MicroRNA-transcription factor interactions and their combined effect on target gene expression in colon cancer cases.

Abstract

Transcription factors (TFs) and microRNAs (miRNAs) regulate gene expression: TFs by influencing messenger RNA (mRNA) transcription and miRNAs by influencing mRNA translation and transcript degradation. Additionally, miRNAs and TFs alter each other's expression, making it difficult to ascertain the effect either one has on target gene (TG) expression. In this investigation, we use a two‐way interaction model with the TF and miRNA as independent variables to investigate whether miRNAs and TFs work together to influence TG expression levels in colon cancer subjects. We used known TF binding sites and validated miRNA targets to determine potential miRNA‐TF‐TG interactions, restricting interactions to those with a TF previously associated with altered risk of colorectal cancer death.
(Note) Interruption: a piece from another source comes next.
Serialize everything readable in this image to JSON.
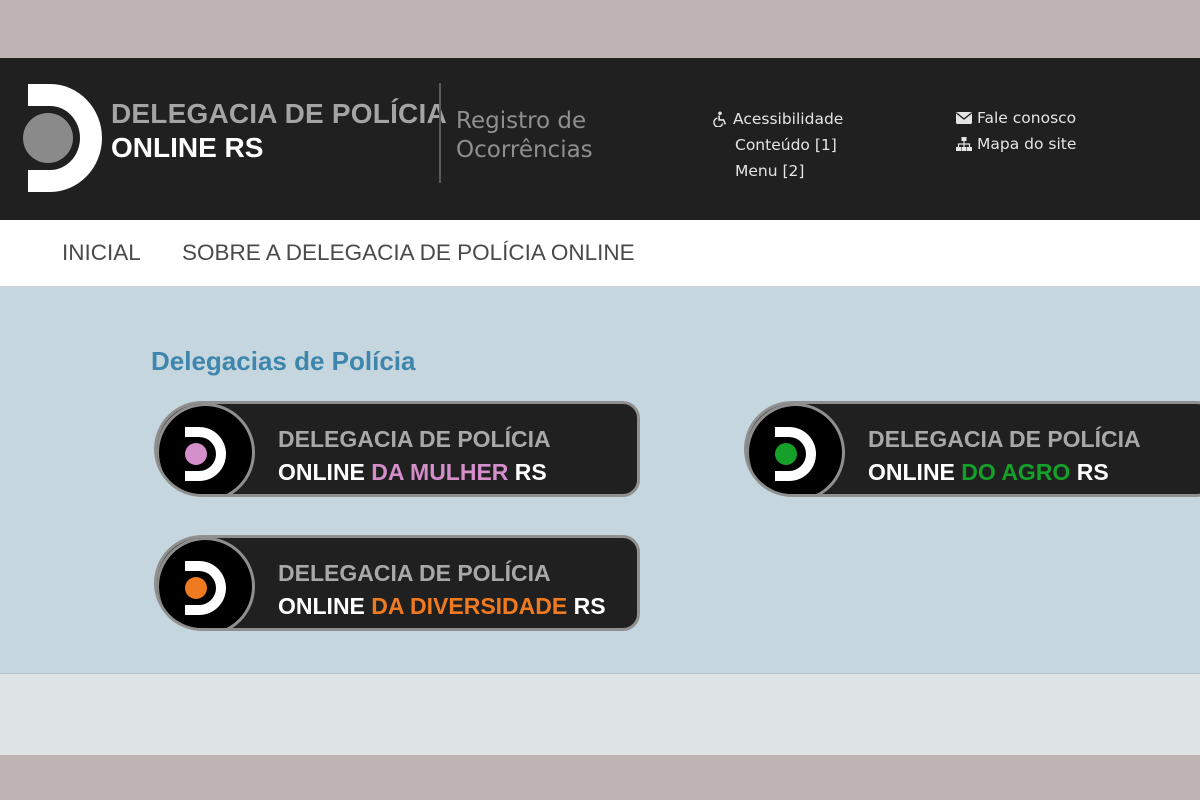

We analyzed interactions using normal colonic mucosa expression as well as differential expression, which is measured as colonic carcinoma expression minus normal colonic mucosa expression. We analyzed 3518 miRNA‐TF‐TG triplets using normal mucosa expression and 617 triplets using differential expression. Normal colonic RNA‐Seq data were available for 168 individuals; of these, 159 also had carcinoma RNA‐Seq data. Thirteen unique miRNA‐TF‐TG interactions, comprising six miRNAs, four TFs, and 11 TGs, were statistically significant after adjustment for multiple comparisons in normal colonic mucosa, and 14 unique miRNA‐TF‐TG interactions, comprising two miRNAs, two TFs, and 13 TGs, were found for carcinoma‐normal differential expression. Our results show that TG expression is influenced by both miRNAs as well as TFs, and the influence of one regulator impacts the effect of the other on the shared TG expression.